Bazı zehirlenmelerde belirtilerin 30 dakika ile bir saat içinde görülebileceği gibi zehirlenmelerinin çoğunda belirtilerin 12-48 saat içinde de ortaya çıkabileceğini kaydeden Dr. Asan, “Bazı etkenlerde de belirtilerin görünmesi için birkaç gün ile bir haftaya kadar süre geçmesi gerekebilir ama sebebi ne olursa olsun klinik tablo genellikle benzerdir ve karın ağrısı, bulantı, kusma ve ishal görülebilir” ifadelerini kullandı.
“Sebze ve meyveler iyice yıkandıktan sonra tüketilmelidir”
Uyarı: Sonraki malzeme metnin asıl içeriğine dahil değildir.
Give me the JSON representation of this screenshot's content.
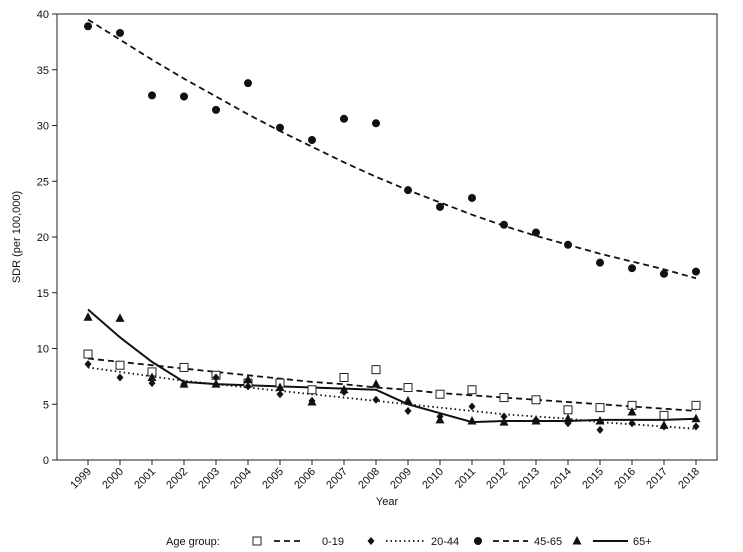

Süt ve süt ürünleri, kremalı yiyecekler, tavuk mamulleri, mayonezli, yumurtalı yiyecekler, pişirilip uygun koşullarda saklanmayan etler, deniz ürünlerinin, bozulma riski en yüksek gıdalar arasında yer aldığını belirten Dr. Asan, besin zehirlenmelerinden korunmak için şu uyarılarda bulundu:
“Su ve gıdalarla bulaşan enfeksiyonlardan korunmada; yiyecek ve içeceklerin hazırlanması, saklanması ve sunulması ile ilgili sağlık koşullarına uymanın yanı sıra, genel temizlik kurallarına da dikkat etmek gerekir. En önemli korunma yöntemi doğru el yıkama alışkanlığı edinmektir. Yemekleri hazırlayan kişilerin işlerine başlamadan önce ellerini su ve sabunla yıkamaları çok önemlidir. Yemek yiyecek kişilerin de yemekten önce, yemekten sonra, ayrıca tuvalet sonrasında ellerini temiz su ve sabunla çok iyi yıkanmaları gerekir. Sebze ve meyveler iyice yıkandıktan sonra tüketilmelidir. Mümkünse yemekler günlük olarak hazırlanmalı, artan yemeklerde yeniden ısıtma söz konusu olacaksa bir kereden fazla tekrar ısıtma işlemi yapılmamalıdır. Özellikle çiğ et, yumurta ve kümes hayvanları gibi besinleri hazırladıktan sonra eller iyice yıkanmalı, bu tür riskli besinler ile pişirilmeden tüketilecek sebze ve meyveleri hazırlarken ayrı doğrama tahtası ve bıçaklar kullanılmalıdır. Çiğ besinler ile pişmiş yiyecekler birbirine temas etmeyecek şekilde üzerleri kapalı olarak muhafaza edilmelidir. Pastörize edilmemiş süt ve süt ürünleri kesinlikle kullanılmamalıdır. Hastalar iyileşene kadar yağsız ve posasız gıdalar ile beslenmelidir. İshal süresince tatlı, yağlı ve kızartma ürünlerini yemekten kaçınmak gerekir. Haşlanmış patates, yoğurt, muz ve şeftali gibi yiyeceklerin tüketilmesi önerilebilir. Bol miktarda su ve diğer sıvı gıdalar tüketilmelidir. Hasta bebeğin ise sık sık anne sütü alması sağlanmalıdır.”